I've written a blog post mostly directed at activists in Georgia and other red states, but which I think is applicable to most areas, called Turn Georgia Blue precinct by precinct
I think an approach that starts geographically close to where you sleep is a good strategy for building a lasting movement, whether you are trying to win an election, fight poverty, build an anti-war movement, or achieve universal health care. The rest is below the fold ...
I think that post-WWII sprawl has had the effect of creating a geographically neutral approach to politics, and a counterproductive psychology to go along with it. Just as I can drive to work twenty miles from where I live, I can also go to a meeting to a place with like-minded people. I may or may not see those same people in other contexts, but we've self-sorted. The internet makes it even a bit more Balkanized.
Now there are good things about this. Progressives living in a conservative suburb, or in a solidly red north Georgia county, can break their isolation by either going online or driving to a meeting elsewhere.
It has other advantages as well. The old ward boss system in northern cities, or county unit systems in the south, were fertile grounds for corruption and fiefdoms run by petty dictators.
I think at this point the progressive movement should embrace a modern version of ward politics though. In red states I think it's the only way progressives are going to dig in and build lasting movements for change.

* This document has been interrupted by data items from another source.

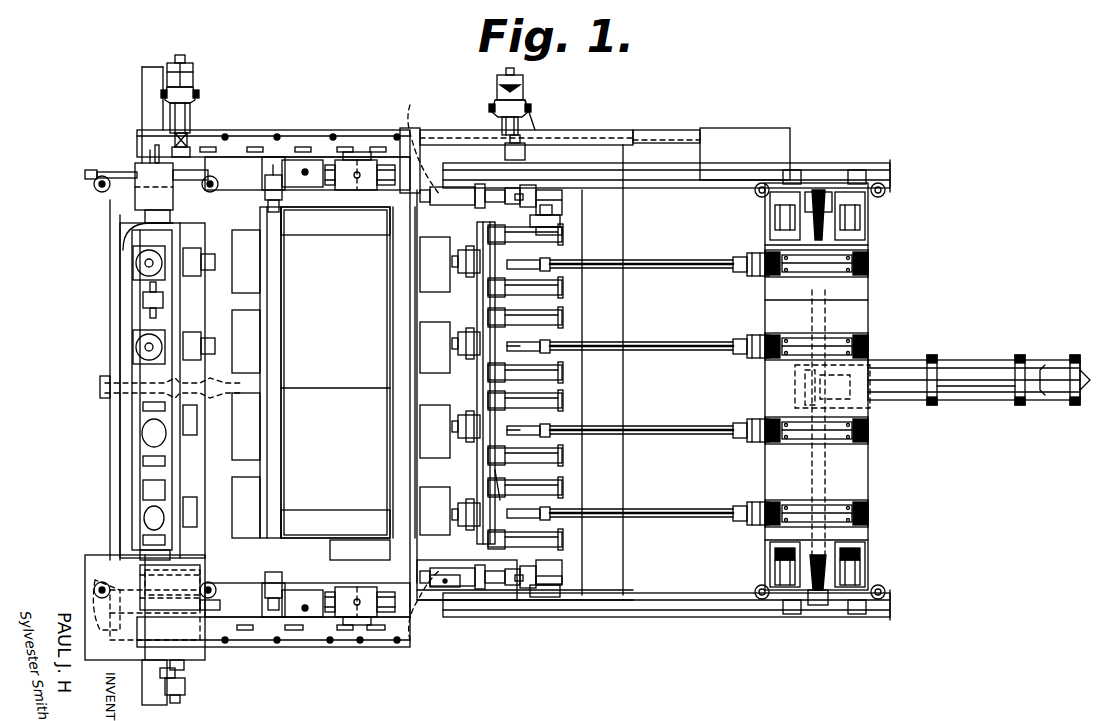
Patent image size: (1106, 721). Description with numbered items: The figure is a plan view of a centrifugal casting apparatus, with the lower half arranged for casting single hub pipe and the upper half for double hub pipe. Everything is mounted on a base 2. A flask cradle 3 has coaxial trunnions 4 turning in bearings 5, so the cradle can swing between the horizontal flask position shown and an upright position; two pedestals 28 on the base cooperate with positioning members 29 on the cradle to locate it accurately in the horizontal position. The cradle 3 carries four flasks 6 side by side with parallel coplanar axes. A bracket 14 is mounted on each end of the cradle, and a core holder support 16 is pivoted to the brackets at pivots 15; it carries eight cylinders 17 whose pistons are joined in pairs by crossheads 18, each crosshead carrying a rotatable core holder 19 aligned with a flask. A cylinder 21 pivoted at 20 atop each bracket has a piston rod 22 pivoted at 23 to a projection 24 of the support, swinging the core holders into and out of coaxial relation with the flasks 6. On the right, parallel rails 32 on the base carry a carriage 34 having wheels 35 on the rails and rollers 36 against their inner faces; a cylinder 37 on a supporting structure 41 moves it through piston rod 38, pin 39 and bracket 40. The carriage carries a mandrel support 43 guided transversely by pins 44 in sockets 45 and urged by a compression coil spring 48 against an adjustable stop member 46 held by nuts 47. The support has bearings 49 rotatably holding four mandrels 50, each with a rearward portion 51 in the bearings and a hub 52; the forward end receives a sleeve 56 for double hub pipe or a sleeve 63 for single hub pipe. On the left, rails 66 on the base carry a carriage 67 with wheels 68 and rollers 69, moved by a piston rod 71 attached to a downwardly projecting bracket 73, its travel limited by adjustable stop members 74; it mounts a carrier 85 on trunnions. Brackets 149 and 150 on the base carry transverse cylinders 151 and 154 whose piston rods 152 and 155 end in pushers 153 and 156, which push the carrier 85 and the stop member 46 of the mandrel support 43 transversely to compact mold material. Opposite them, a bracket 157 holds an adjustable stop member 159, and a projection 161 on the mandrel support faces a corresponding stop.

The base 2 is at (310, 645).
The flask cradle 3 is at (344, 346).
The trunnions 4 is at (368, 160).
The bearings 5 is at (350, 160).
The flasks 6 is at (430, 292).
The bracket 14 is at (340, 190).
The pivots 15 is at (562, 198).
The core holder support 16 is at (475, 390).
The cylinders 17 is at (565, 240).
The crossheads 18 is at (478, 485).
The core holder 19 is at (482, 522).
The pivot 20 is at (424, 379).
The cylinder 21 is at (462, 187).
The piston rod 22 is at (560, 220).
The pivot 23 is at (535, 185).
The projection 24 is at (562, 231).
The pedestals 28 is at (275, 170).
The positioning members 29 is at (265, 185).
The rails 32 is at (652, 170).
The carriage 34 is at (868, 200).
The wheels 35 is at (785, 175).
The rollers 36 is at (755, 192).
The cylinder 37 is at (978, 372).
The piston rod 38 is at (805, 404).
The pin 39 is at (800, 372).
The bracket 40 is at (820, 388).
The supporting structure 41 is at (955, 408).
The mandrel support 43 is at (858, 476).
The pins 44 is at (866, 550).
The sockets 45 is at (866, 567).
The stop member 46 is at (812, 190).
The nuts 47 is at (828, 195).
The compression coil spring 48 is at (812, 570).
The bearings 49 is at (770, 278).
The mandrel 50 is at (645, 268).
The rearward portion 51 is at (815, 285).
The hub 52 is at (742, 277).
The sleeve 56 is at (540, 340).
The sleeve 63 is at (545, 428).
The rails 66 is at (90, 176).
The carriage 67 is at (118, 464).
The wheels 68 is at (130, 165).
The rollers 69 is at (100, 192).
The piston rod 71 is at (140, 398).
The bracket 73 is at (100, 387).
The stop members 74 is at (120, 258).
The carrier 85 is at (140, 433).
The bracket 149 is at (198, 92).
The bracket 150 is at (523, 82).
The cylinder 151 is at (193, 70).
The piston rod 152 is at (187, 135).
The pusher 153 is at (172, 150).
The cylinder 154 is at (525, 108).
The piston rod 155 is at (520, 125).
The pusher 156 is at (505, 148).
The bracket 157 is at (186, 683).
The stop member 159 is at (185, 664).
The projection 161 is at (816, 605).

We can wait around for demographics to do our work for us, but there's no guarantee even that will work for us. Eventually the right is going to start seriously contesting for votes in segments of the population it's been ignoring, and progressives and democrats don't have any birthright to anyone's support or votes. We have to work for it like anyone else.
I've laid out some of the specifics in my blog post, but my basic premise is that the precinct is the largest unit an individual activist can really know intimately. I can make generalizations about my county, state, or region, but there are only so many people I can actually talk to, and the precinct keeps it manageable.
One thing I didn't cover was some of the arguments I've heard for why people aren't doing work in their own precinct. "Everyone here is a conservative", or "There are too many other progressives in my area, so I should be focusing somewhere else". I look over election results a lot, and in the case of the 2012 election there wasn't a single district in my majority conservative county which didn't have a substantial number of Obama votes. Not one. Not even in overwhelmingly white and affluent East Cobb. And Romney got a surprising number of votes in my Democratic south Cobb precinct. So there are always people to reach. As for the "too many progressives" argument, great, do an intense GOTV campaign, then raise money to send to people in areas organizing in less receptive districts.